Compulsory acquisition of land — Building works Reinstatement — Assessment of compensation payable — VAT repaid on reinstatement works — Whether reasonable cost of equivalent reinstatement including VAT repaid — Appeal dismissed
The first appellant held a lease of land and buildings for the fourth and fifth appellants. The land, which was compulsorily acquired by the respondent, contained a sports hall and other buildings. Pursuant to section 5 of the Land Compensation Act 1961, compensation was to be assessed on the reasonable cost of equivalent reinstatement, excluding compensation for operational enhancements.
The second and third appellants were incorporated to manage the affairs of the fourth and fifth appellants. Any profits earned by the third appellant were to go to the second appellant charity. Both companies were registered for VAT purposes. In November 1996, the commissioners for Customs & Excise advised the third appellant that, because it was profit-making body, it did not qualify for VAT exemption. Thus, its main activities would be wholly taxable, allowing for the recovery of any input tax that it incurred.
Planning permission had been obtained for a replacement sports centre to be built on other land. The reinstatement works were duly completed, the third appellant having paid the building contractor’s VAT. The respondent made compensation payments totalling £10m including VAT.
The third appellant recovered the VAT paid in respect of the works. However, the third appellant and the commissioners subsequently entered into a dispute regarding the deduction of the VAT. The commissioners eventually gave assurances that they would waive their claim to certain VAT repayments under the Sheldon doctrine, whereby they may waive the strict application of tax rules in individual cases where a taxpayer has been misled by the commissioner’s own error or misapplication of the law.
At first instance, the Lands Tribunal had held that it was proper to rely upon the assurances given under the Sheldon doctrine, so that the VAT paid to contractors should be ignored when assessing compensation. The appellants appealed on the ground, inter alia, that the respondents could not show that it was “clear beyond peradventure” that the VAT might not be reclaimed in the future.

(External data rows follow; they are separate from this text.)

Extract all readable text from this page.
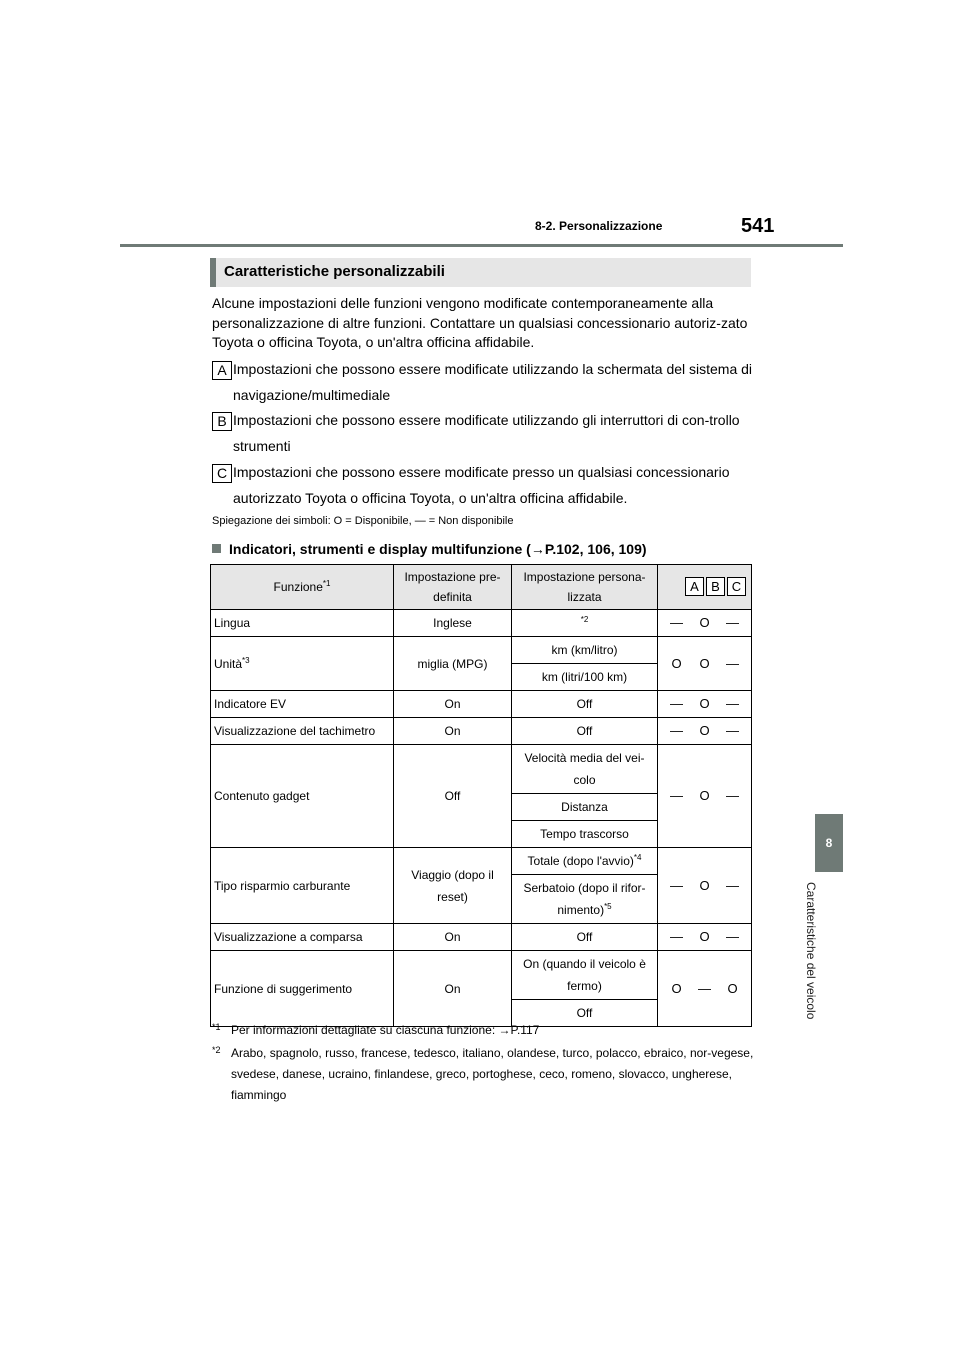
8-2. Personalizzazione	541
8
Caratteristiche del veicolo
Caratteristiche personalizzabili
Alcune impostazioni delle funzioni vengono modificate contemporaneamente alla personalizzazione di altre funzioni. Contattare un qualsiasi concessionario autoriz-zato Toyota o officina Toyota, o un'altra officina affidabile.
A Impostazioni che possono essere modificate utilizzando la schermata del sistema di navigazione/multimediale
B Impostazioni che possono essere modificate utilizzando gli interruttori di con-trollo strumenti
C Impostazioni che possono essere modificate presso un qualsiasi concessionario autorizzato Toyota o officina Toyota, o un'altra officina affidabile.
Spiegazione dei simboli: O = Disponibile, — = Non disponibile
Indicatori, strumenti e display multifunzione (→P.102, 106, 109)
Funzione$^{*1}$	Impostazione pre-definita	Impostazione persona-lizzata	A B C
Lingua	Inglese	$^{*2}$	— O —
Unità$^{*3}$	miglia (MPG)	km (km/litro)	O O —
		km (litri/100 km)	
Indicatore EV	On	Off	— O —
Visualizzazione del tachimetro	On	Off	— O —
Contenuto gadget	Off	Velocità media del vei-colo	— O —
		Distanza	
		Tempo trascorso	
Tipo risparmio carburante	Viaggio (dopo il reset)	Totale (dopo l'avvio)$^{*4}$	— O —
		Serbatoio (dopo il rifor-nimento)$^{*5}$
Visualizzazione a comparsa	On	Off	— O —
Funzione di suggerimento	On	On (quando il veicolo è fermo)	O — O
		Off	
*1 Per informazioni dettagliate su ciascuna funzione: →P.117
*2 Arabo, spagnolo, russo, francese, tedesco, italiano, olandese, turco, polacco, ebraico, nor-vegese, svedese, danese, ucraino, finlandese, greco, portoghese, ceco, romeno, slovacco, ungherese, fiammingo
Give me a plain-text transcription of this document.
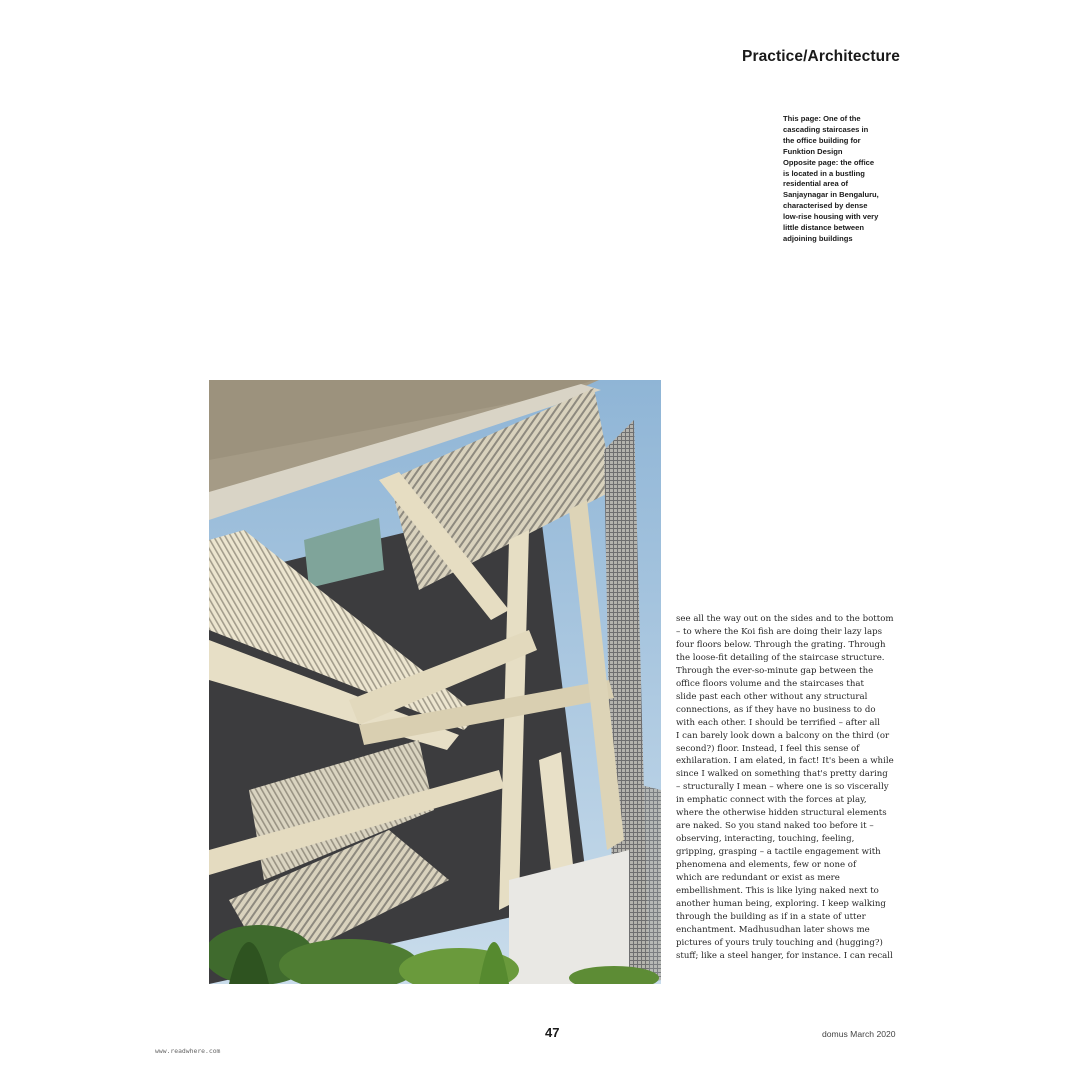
Practice/Architecture
This page: One of the
cascading staircases in
the office building for
Funktion Design
Opposite page: the office
is located in a bustling
residential area of
Sanjaynagar in Bengaluru,
characterised by dense
low-rise housing with very
little distance between
adjoining buildings
see all the way out on the sides and to the bottom
– to where the Koi fish are doing their lazy laps
four floors below. Through the grating. Through
the loose-fit detailing of the staircase structure.
Through the ever-so-minute gap between the
office floors volume and the staircases that
slide past each other without any structural
connections, as if they have no business to do
with each other. I should be terrified – after all
I can barely look down a balcony on the third (or
second?) floor. Instead, I feel this sense of
exhilaration. I am elated, in fact! It's been a while
since I walked on something that's pretty daring
– structurally I mean – where one is so viscerally
in emphatic connect with the forces at play,
where the otherwise hidden structural elements
are naked. So you stand naked too before it –
observing, interacting, touching, feeling,
gripping, grasping – a tactile engagement with
phenomena and elements, few or none of
which are redundant or exist as mere
embellishment. This is like lying naked next to
another human being, exploring. I keep walking
through the building as if in a state of utter
enchantment. Madhusudhan later shows me
pictures of yours truly touching and (hugging?)
stuff; like a steel hanger, for instance. I can recall
47	domus March 2020
www.readwhere.com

Held: The appeal was dismissed.
The only reasonable conclusion that the tribunal could properly have reached was that the input tax should be excluded from the compensation.
The function of the tribunal was not to rule on a complicated point of tax law but to decide a question of compensation law concerning the reasonable cost of equivalent reinstatement. It was therefore required to take a reasonable view of the likelihood of recovery of the repaid VAT on the evidence before it. That fell to be assessed like any one of the many other contingencies that might affect compensation following a compulsory acquisition of land.
Although the acquiring authority’s interest in not overpaying did not outweigh the owner’s interest in being fully paid for the land being acquired, it was important not to lose sight of the public interest in ensuring that the compensation did not exceed the owner’s loss.
In the light of the assurances received from the commissioners, the third appellant had failed to establish, on the balance of probabilities, that there was a real risk that the VAT might have to be repaid: Stoke-on-Trent City Council v Wood Mitchell & Co Ltd [1978] 2 EGLR 21; (1978) 248 EG 870 distinguished.
Leoline Price QC and Evan Price (instructed by Gullands Solicitors, of Maidstone) appeared for the appellants; John Litton (instructed by the Treasury Solicitor) appeared for the respondent.